A Day Of Forgiveness

Let us call for a day of forgiveness patterned in part after the Ancient Jewish notion of a Year of Jubilee in which all debt was “forgiven” although this will be one day every four years (paralleling the USA election for the presidency) and it will not be about money but about family and community.

Forgiveness gives us the chance to start over, to set aside all self pity, and to have a chance to emphasize unity—on all  levels: relational, family and national. If the “Day of Forgiveness” comes the Sunday after a presidential election, we can have at it, politicking passionately, but  with a sincere desire for unity just afterward. (This always had been an American democratic tradition.)

Over the course of a relationship, whether in a marriage or in a friendship or within a community, mistakes are made, regrettable and hurtful things are done, some planned out, some recklessly rushed into in the heat of the moment, that strains relationships, sometimes to the breaking point. We are animals of indiscretion—as the song goes: “Everybody plays the fool, sometime.”

We all realize later after a lapse of wisdom, when we come to our senses, that what we did or said was the worse mistake of our lives. People break laws, incur fines, make financial investments that prove too risky. People are prone to say hurtful things. People live with addictions. All of us make mistakes that tend to divide us, that damage our relationships, but nonetheless, we are loved by persons who wants us back—emotionally back, back for real!

No one moves to Canada, but there is an unforgiving spirit present when we are not united; when we cannot resolve a matter, we cannot compromise, we cannot empathize. A banquet turns into just another meal and no one is hungry anyway. We win battles but the war is too costly in terms of our friendship and union. We celebrate ourselves but in the absence of those who should be celebrating with us. We make new friendships sometimes to hide the pain. But what we really need is forgiveness!

Some church congregants treat militancy and division as a righteous thing, although, by biblical definition, it is the exact opposite. A worship service without Christian unity is nothing more than an exercise in social pride that we fulfilled some commitment (which in our hearts, we did not do at all). Did you know that repentance and forgiveness is by biblical definition [Joel’s prophecy] what revival is all about and Christians are always longing for revival.

Families are sadly divided by politics and religion. Married people have affairs, children are sadly and tragically hurt, money is often misappropriated, gambled away. Any one of a number of excuses are readily available to accuse another, project blame, in our pain, on someone we used to be close to.

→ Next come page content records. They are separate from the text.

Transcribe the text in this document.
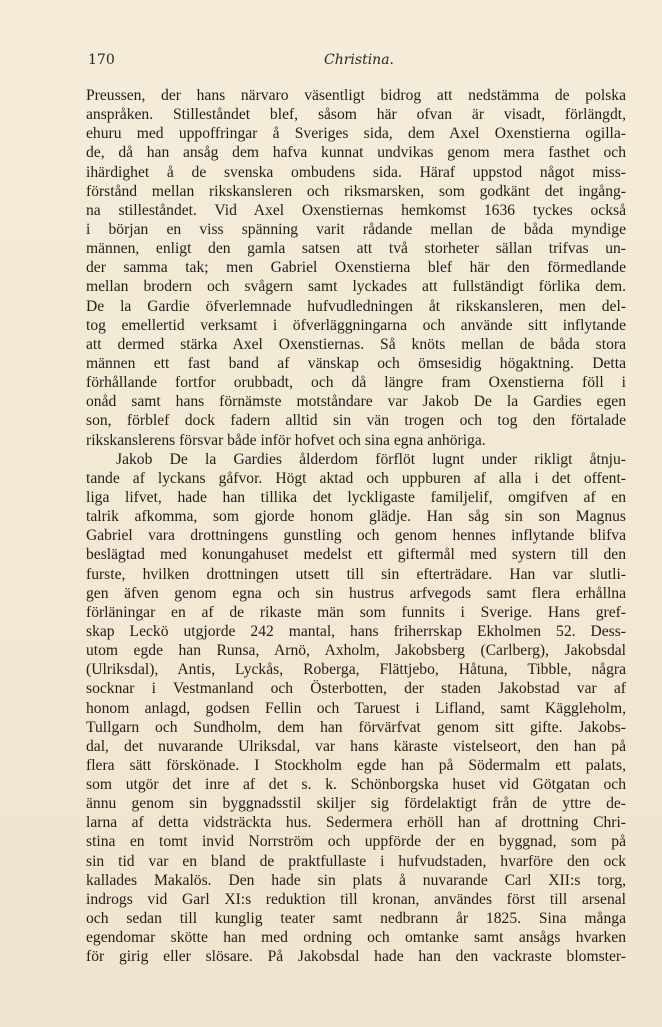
170	Christina.

Preussen, der hans närvaro väsentligt bidrog att nedstämma de polska
anspråken. Stilleståndet blef, såsom här ofvan är visadt, förlängdt,
ehuru med uppoffringar å Sveriges sida, dem Axel Oxenstierna ogilla-
de, då han ansåg dem hafva kunnat undvikas genom mera fasthet och
ihärdighet å de svenska ombudens sida. Häraf uppstod något miss-
förstånd mellan rikskansleren och riksmarsken, som godkänt det ingång-
na stilleståndet. Vid Axel Oxenstiernas hemkomst 1636 tyckes också
i början en viss spänning varit rådande mellan de båda myndige
männen, enligt den gamla satsen att två storheter sällan trifvas un-
der samma tak; men Gabriel Oxenstierna blef här den förmedlande
mellan brodern och svågern samt lyckades att fullständigt förlika dem.
De la Gardie öfverlemnade hufvudledningen åt rikskansleren, men del-
tog emellertid verksamt i öfverläggningarna och använde sitt inflytande
att dermed stärka Axel Oxenstiernas. Så knöts mellan de båda stora
männen ett fast band af vänskap och ömsesidig högaktning. Detta
förhållande fortfor orubbadt, och då längre fram Oxenstierna föll i
onåd samt hans förnämste motståndare var Jakob De la Gardies egen
son, förblef dock fadern alltid sin vän trogen och tog den förtalade
rikskanslerens försvar både inför hofvet och sina egna anhöriga.

Jakob De la Gardies ålderdom förflöt lugnt under rikligt åtnju-
tande af lyckans gåfvor. Högt aktad och uppburen af alla i det offent-
liga lifvet, hade han tillika det lyckligaste familjelif, omgifven af en
talrik afkomma, som gjorde honom glädje. Han såg sin son Magnus
Gabriel vara drottningens gunstling och genom hennes inflytande blifva
beslägtad med konungahuset medelst ett giftermål med systern till den
furste, hvilken drottningen utsett till sin efterträdare. Han var slutli-
gen äfven genom egna och sin hustrus arfvegods samt flera erhållna
förläningar en af de rikaste män som funnits i Sverige. Hans gref-
skap Leckö utgjorde 242 mantal, hans friherrskap Ekholmen 52. Dess-
utom egde han Runsa, Arnö, Axholm, Jakobsberg (Carlberg), Jakobsdal
(Ulriksdal), Antis, Lyckås, Roberga, Flättjebo, Håtuna, Tibble, några
socknar i Vestmanland och Österbotten, der staden Jakobstad var af
honom anlagd, godsen Fellin och Taruest i Lifland, samt Käggleholm,
Tullgarn och Sundholm, dem han förvärfvat genom sitt gifte. Jakobs-
dal, det nuvarande Ulriksdal, var hans käraste vistelseort, den han på
flera sätt förskönade. I Stockholm egde han på Södermalm ett palats,
som utgör det inre af det s. k. Schönborgska huset vid Götgatan och
ännu genom sin byggnadsstil skiljer sig fördelaktigt från de yttre de-
larna af detta vidsträckta hus. Sedermera erhöll han af drottning Chri-
stina en tomt invid Norrström och uppförde der en byggnad, som på
sin tid var en bland de praktfullaste i hufvudstaden, hvarföre den ock
kallades Makalös. Den hade sin plats å nuvarande Carl XII:s torg,
indrogs vid Garl XI:s reduktion till kronan, användes först till arsenal
och sedan till kunglig teater samt nedbrann år 1825. Sina många
egendomar skötte han med ordning och omtanke samt ansågs hvarken
för girig eller slösare. På Jakobsdal hade han den vackraste blomster-
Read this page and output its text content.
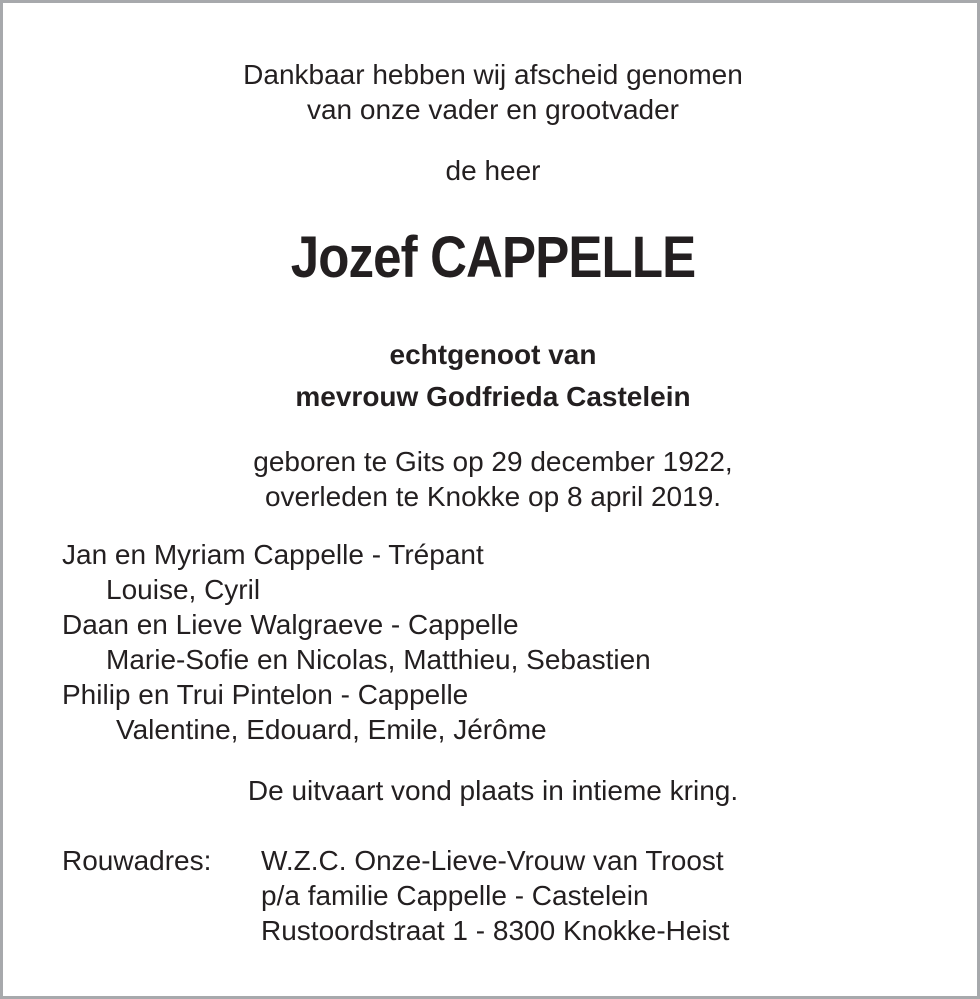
Dankbaar hebben wij afscheid genomen
van onze vader en grootvader
de heer
Jozef CAPPELLE
echtgenoot van
mevrouw Godfrieda Castelein
geboren te Gits op 29 december 1922,
overleden te Knokke op 8 april 2019.
Jan en Myriam Cappelle - Trépant
Louise, Cyril
Daan en Lieve Walgraeve - Cappelle
Marie-Sofie en Nicolas, Matthieu, Sebastien
Philip en Trui Pintelon - Cappelle
Valentine, Edouard, Emile, Jérôme
De uitvaart vond plaats in intieme kring.
Rouwadres: W.Z.C. Onze-Lieve-Vrouw van Troost
p/a familie Cappelle - Castelein
Rustoordstraat 1 - 8300 Knokke-Heist
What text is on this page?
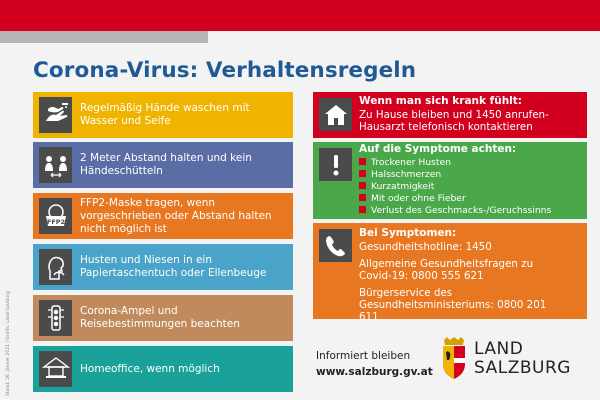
Corona-Virus: Verhaltensregeln
Stand: 26. Jänner 2021 | Grafik: Land Salzburg
Regelmäßig Hände waschen mit Wasser und Seife
2 Meter Abstand halten und kein Händeschütteln
FFP2
FFP2-Maske tragen, wenn vorgeschrieben oder Abstand halten nicht möglich ist
Husten und Niesen in ein Papiertaschentuch oder Ellenbeuge
Corona-Ampel und Reisebestimmungen beachten
Homeoffice, wenn möglich
Wenn man sich krank fühlt:
Zu Hause bleiben und 1450 anrufen-Hausarzt telefonisch kontaktieren
Auf die Symptome achten:
Trockener Husten
Halsschmerzen
Kurzatmigkeit
Mit oder ohne Fieber
Verlust des Geschmacks-/Geruchssinns
Bei Symptomen:
Gesundheitshotline: 1450
Allgemeine Gesundheitsfragen zu Covid-19: 0800 555 621
Bürgerservice des Gesundheitsministeriums: 0800 201 611
Informiert bleiben
www.salzburg.gv.at
LAND
SALZBURG
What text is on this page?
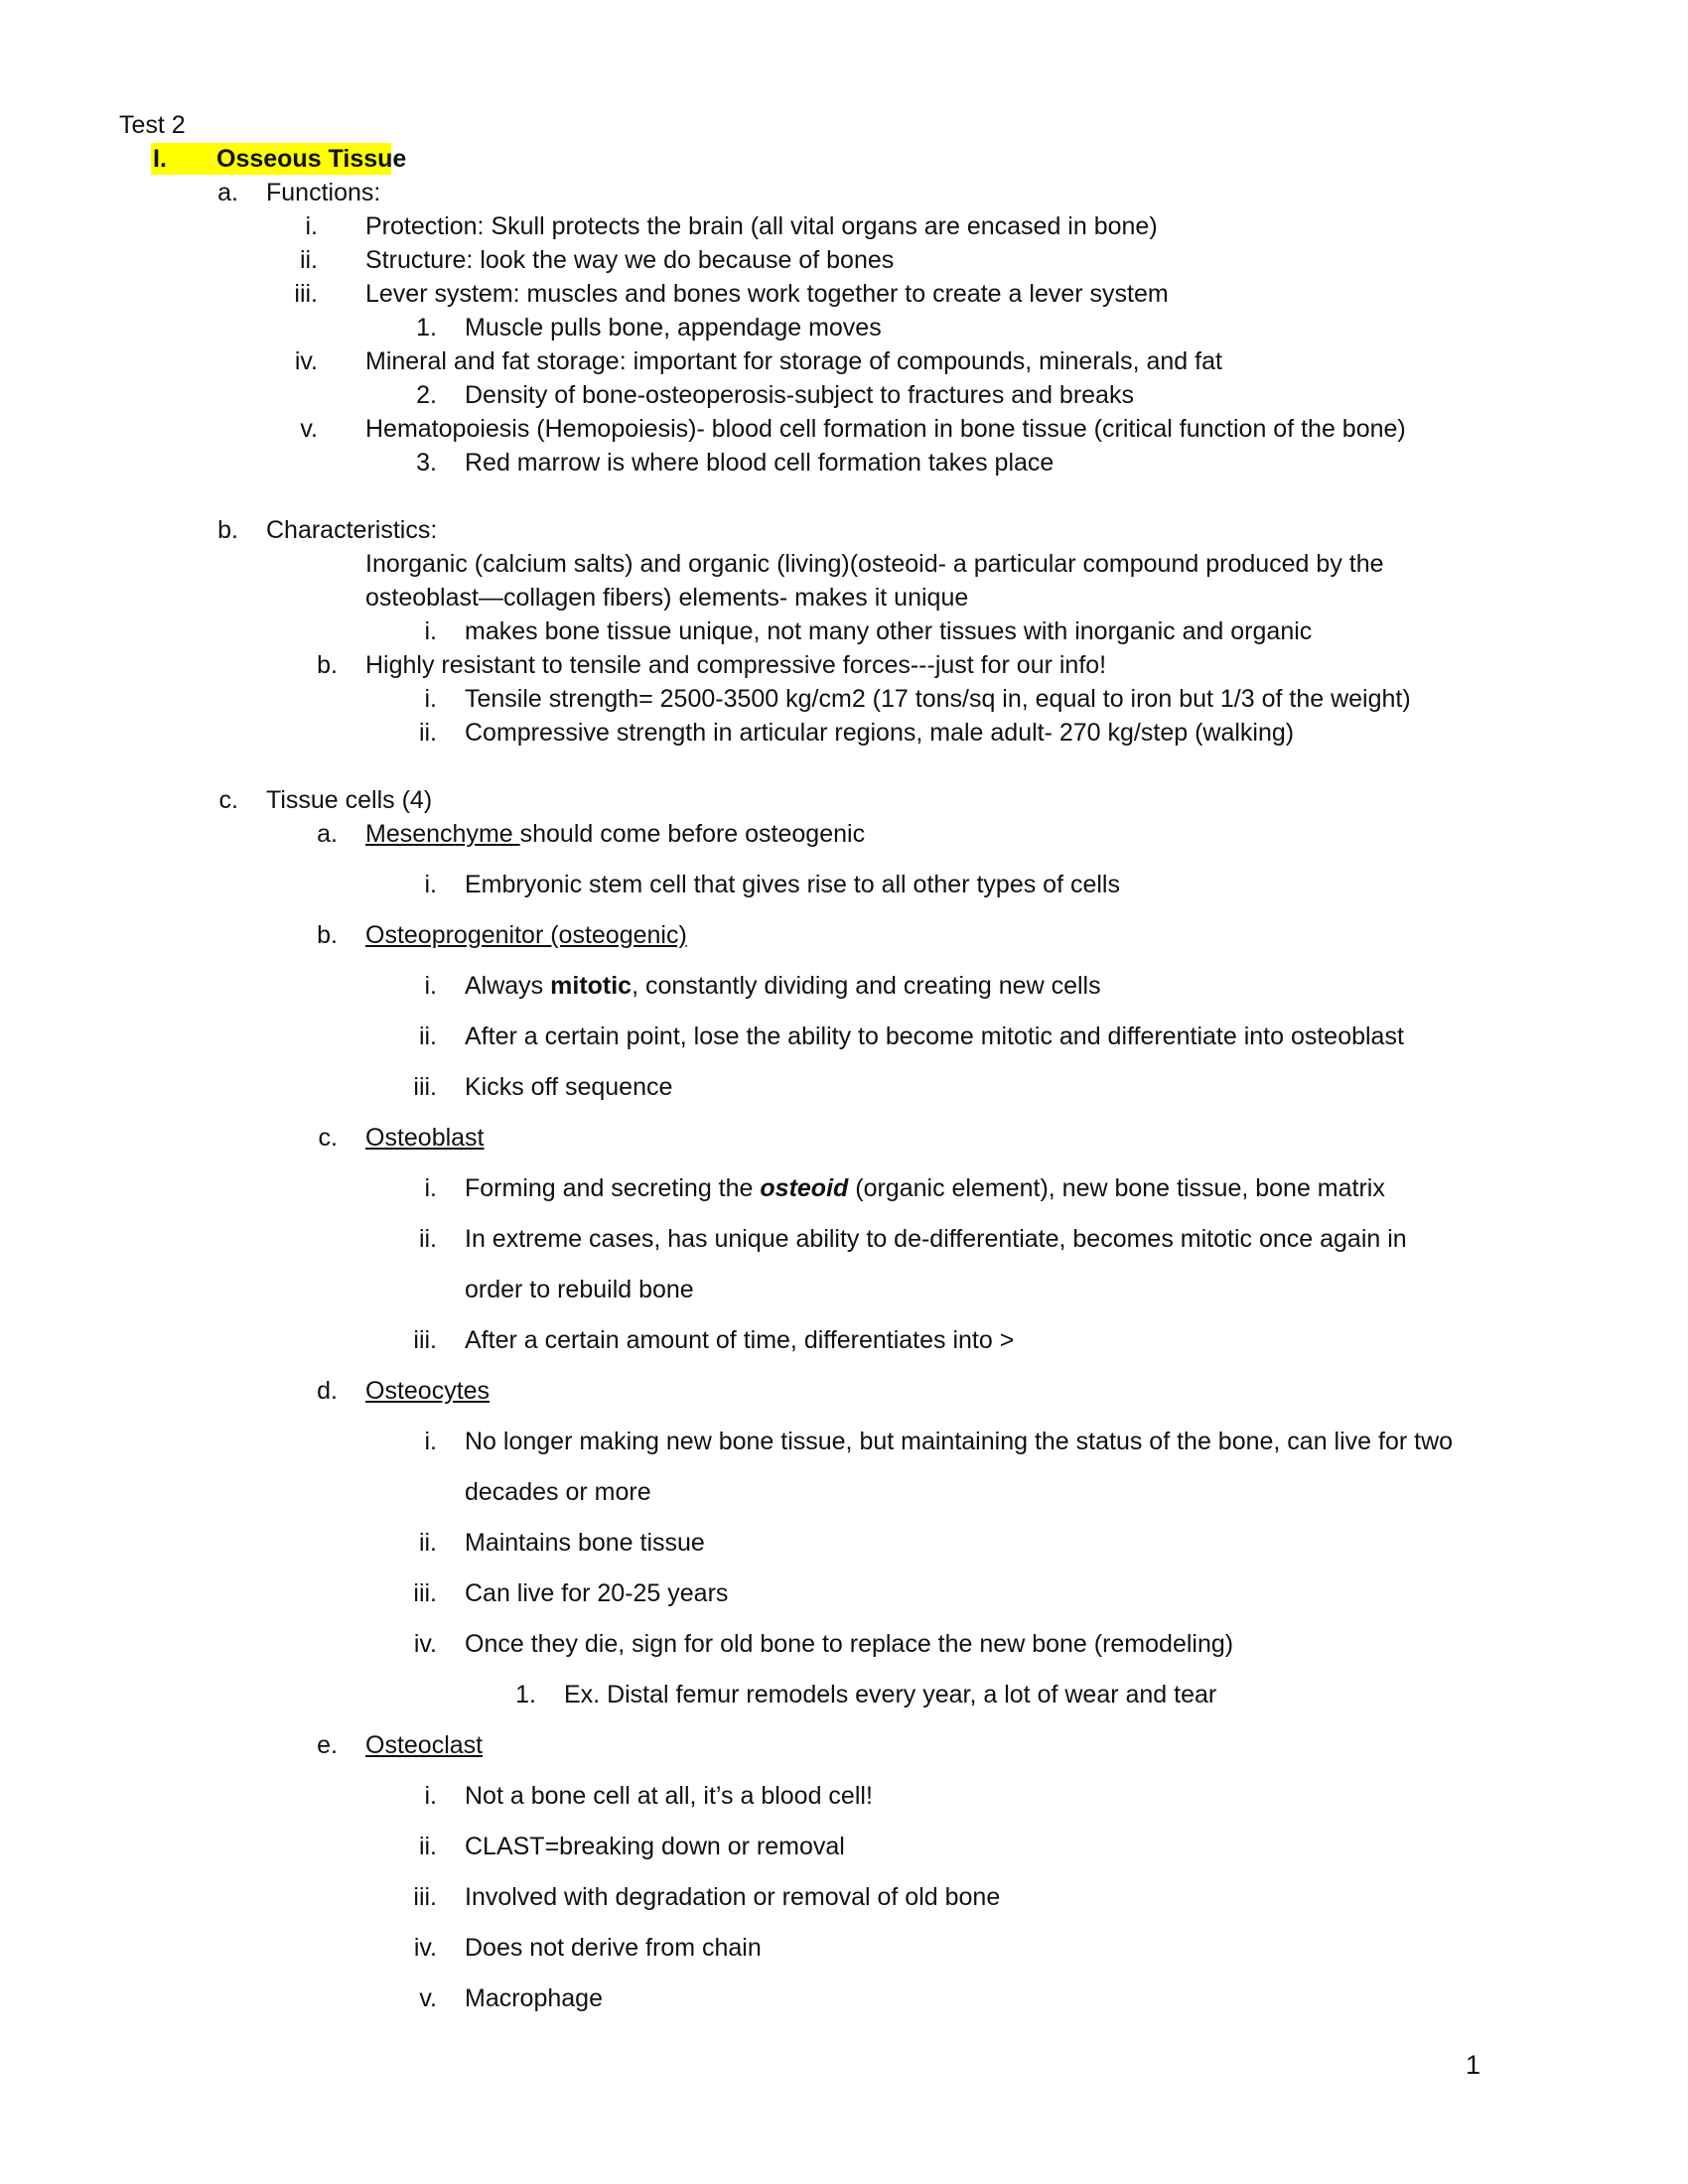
Test 2
I. Osseous Tissue
a. Functions:
i. Protection: Skull protects the brain (all vital organs are encased in bone)
ii. Structure: look the way we do because of bones
iii. Lever system: muscles and bones work together to create a lever system
1. Muscle pulls bone, appendage moves
iv. Mineral and fat storage: important for storage of compounds, minerals, and fat
2. Density of bone-osteoperosis-subject to fractures and breaks
v. Hematopoiesis (Hemopoiesis)- blood cell formation in bone tissue (critical function of the bone)
3. Red marrow is where blood cell formation takes place
b. Characteristics:
Inorganic (calcium salts) and organic (living)(osteoid- a particular compound produced by the
osteoblast—collagen fibers) elements- makes it unique
i. makes bone tissue unique, not many other tissues with inorganic and organic
b. Highly resistant to tensile and compressive forces---just for our info!
i. Tensile strength= 2500-3500 kg/cm2 (17 tons/sq in, equal to iron but 1/3 of the weight)
ii. Compressive strength in articular regions, male adult- 270 kg/step (walking)
c. Tissue cells (4)
a. Mesenchyme should come before osteogenic
i. Embryonic stem cell that gives rise to all other types of cells
b. Osteoprogenitor (osteogenic)
i. Always mitotic, constantly dividing and creating new cells
ii. After a certain point, lose the ability to become mitotic and differentiate into osteoblast
iii. Kicks off sequence
c. Osteoblast
i. Forming and secreting the osteoid (organic element), new bone tissue, bone matrix
ii. In extreme cases, has unique ability to de-differentiate, becomes mitotic once again in
order to rebuild bone
iii. After a certain amount of time, differentiates into >
d. Osteocytes
i. No longer making new bone tissue, but maintaining the status of the bone, can live for two
decades or more
ii. Maintains bone tissue
iii. Can live for 20-25 years
iv. Once they die, sign for old bone to replace the new bone (remodeling)
1. Ex. Distal femur remodels every year, a lot of wear and tear
e. Osteoclast
i. Not a bone cell at all, it’s a blood cell!
ii. CLAST=breaking down or removal
iii. Involved with degradation or removal of old bone
iv. Does not derive from chain
v. Macrophage
1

We need a day of forgiveness which should come every fourth year after a presidential election to erase the escalating contention of the past four years, to give families a chance to be families again, to remind couples of their wedding day and believers of the first day of a new found faith in God’s goodness. November should symbolize renewal. Let’s call for a day of forgiveness in which families and communities as well as congregations within churches may “let go” of the past and look to a more hopeful future …together.